Interaction of HSP70 with J-domain co-chaperones

The Hsp70 chaperone system plays a part in many cellular functions, including protein folding, refolding of misfolded proteins, and solubilizing protein aggregates. These chaperones, however, require tight regulation of their activity and precise selection of substrates in order to perform their diverse protein functions.

This regulation is achieved by transition of the Hsp70 from the low-substrate-affinity ATP state to the high-affinity ADP state, which is, in turn, modulated by the conserved family of J-domain proteins (JDPs). JDP co-chaperones, through a direct interaction, dramatically increase Hsp70 ATP hydrolysis rates and consequently Hsp70 substrate affinity. Structurally, JDPs are composed of an N-terminal J-domain, G/F-rich disordered linker, two putative substrate binding domains (CTDI, CTDII), and a dimerization domain. Biochemical data have suggested that it is the J-domain that is necessary for functional interaction with the Hsp70s, yet the J-domain alone is not sufficient for Hsp70 activation.

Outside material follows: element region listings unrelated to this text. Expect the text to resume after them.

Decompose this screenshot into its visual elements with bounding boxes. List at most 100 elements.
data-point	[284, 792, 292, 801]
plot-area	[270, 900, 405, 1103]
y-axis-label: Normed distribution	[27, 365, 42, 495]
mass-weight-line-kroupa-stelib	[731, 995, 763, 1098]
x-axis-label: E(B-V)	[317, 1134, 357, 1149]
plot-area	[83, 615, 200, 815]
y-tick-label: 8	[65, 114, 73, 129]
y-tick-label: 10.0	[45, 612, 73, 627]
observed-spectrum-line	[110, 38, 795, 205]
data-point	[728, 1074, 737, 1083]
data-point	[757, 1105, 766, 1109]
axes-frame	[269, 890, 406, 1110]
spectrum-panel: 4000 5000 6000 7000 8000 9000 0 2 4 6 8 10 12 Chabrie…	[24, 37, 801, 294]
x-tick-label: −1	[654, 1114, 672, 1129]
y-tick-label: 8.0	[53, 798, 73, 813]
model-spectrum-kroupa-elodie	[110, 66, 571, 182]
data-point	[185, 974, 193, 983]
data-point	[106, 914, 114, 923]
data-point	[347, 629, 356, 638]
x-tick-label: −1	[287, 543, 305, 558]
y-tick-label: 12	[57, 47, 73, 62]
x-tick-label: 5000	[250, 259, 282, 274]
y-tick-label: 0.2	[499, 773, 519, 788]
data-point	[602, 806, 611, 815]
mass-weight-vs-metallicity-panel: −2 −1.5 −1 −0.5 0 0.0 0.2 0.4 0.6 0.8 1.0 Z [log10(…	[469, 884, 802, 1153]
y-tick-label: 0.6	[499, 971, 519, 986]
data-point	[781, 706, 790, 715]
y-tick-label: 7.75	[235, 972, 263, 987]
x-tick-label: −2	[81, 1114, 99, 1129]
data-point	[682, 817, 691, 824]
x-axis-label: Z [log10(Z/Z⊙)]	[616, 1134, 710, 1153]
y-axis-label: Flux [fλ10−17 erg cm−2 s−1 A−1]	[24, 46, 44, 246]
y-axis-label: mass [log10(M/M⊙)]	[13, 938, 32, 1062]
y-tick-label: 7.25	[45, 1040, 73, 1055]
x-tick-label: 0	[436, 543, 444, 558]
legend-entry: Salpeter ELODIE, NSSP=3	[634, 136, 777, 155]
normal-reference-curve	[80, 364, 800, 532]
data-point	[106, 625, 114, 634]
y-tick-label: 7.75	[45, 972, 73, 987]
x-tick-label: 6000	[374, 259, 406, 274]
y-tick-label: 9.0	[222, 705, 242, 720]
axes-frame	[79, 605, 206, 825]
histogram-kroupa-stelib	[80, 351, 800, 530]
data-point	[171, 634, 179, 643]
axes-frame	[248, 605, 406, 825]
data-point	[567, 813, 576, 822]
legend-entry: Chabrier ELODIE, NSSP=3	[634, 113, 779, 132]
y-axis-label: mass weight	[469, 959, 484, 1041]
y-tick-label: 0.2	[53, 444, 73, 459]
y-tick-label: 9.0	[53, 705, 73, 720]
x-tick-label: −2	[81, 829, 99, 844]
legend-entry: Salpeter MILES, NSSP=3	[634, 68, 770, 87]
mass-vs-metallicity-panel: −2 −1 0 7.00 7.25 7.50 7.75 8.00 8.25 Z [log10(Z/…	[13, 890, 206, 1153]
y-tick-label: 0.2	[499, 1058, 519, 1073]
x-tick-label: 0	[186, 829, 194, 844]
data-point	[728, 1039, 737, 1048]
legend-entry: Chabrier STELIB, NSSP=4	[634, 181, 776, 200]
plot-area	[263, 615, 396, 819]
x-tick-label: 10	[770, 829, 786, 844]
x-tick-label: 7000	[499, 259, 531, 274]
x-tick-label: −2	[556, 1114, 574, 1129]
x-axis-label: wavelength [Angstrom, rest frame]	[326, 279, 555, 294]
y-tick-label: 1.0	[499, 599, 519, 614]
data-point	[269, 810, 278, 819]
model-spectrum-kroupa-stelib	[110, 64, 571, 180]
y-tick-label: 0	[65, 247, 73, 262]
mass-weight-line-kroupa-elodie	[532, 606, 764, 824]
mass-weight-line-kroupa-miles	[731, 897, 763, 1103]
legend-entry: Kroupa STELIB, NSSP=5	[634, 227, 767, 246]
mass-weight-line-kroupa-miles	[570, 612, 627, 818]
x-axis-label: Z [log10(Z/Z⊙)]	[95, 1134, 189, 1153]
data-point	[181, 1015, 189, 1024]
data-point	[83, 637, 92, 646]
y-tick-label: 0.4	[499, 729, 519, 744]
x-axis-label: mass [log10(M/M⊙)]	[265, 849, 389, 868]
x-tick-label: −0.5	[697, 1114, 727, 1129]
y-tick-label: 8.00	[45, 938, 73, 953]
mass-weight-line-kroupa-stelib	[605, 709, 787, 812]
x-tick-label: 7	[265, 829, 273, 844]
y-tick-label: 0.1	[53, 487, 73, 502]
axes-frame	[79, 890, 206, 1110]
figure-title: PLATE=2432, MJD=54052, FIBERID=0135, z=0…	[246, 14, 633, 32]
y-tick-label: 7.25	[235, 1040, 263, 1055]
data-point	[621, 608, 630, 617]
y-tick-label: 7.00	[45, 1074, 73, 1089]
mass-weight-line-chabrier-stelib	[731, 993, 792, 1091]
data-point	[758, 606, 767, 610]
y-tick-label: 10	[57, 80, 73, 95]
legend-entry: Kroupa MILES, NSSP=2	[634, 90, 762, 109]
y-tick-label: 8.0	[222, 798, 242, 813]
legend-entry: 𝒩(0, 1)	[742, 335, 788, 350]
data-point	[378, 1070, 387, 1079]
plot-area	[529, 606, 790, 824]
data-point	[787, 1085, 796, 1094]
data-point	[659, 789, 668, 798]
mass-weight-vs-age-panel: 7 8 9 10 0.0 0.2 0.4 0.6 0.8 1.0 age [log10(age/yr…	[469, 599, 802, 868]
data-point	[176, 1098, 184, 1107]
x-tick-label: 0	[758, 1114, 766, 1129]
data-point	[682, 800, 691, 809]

Here we have used NMR to determine the roles of the JDP domains in interaction with Hsp70. While our data shows that the J-domain indeed has an essential role in Hsp70 interaction, we also, surprisingly, found that the presence of G/F rich linker completely abolished the interaction of JPD with Hsp70. Our preliminary results further indicate that the linker may have a regulatory role, preventing Hsp70 from binding by generating a conserved salt bridge with the J-domain, and mutations disrupting this salt bridge indeed returned the ability of the JDPs to bind to Hsp70.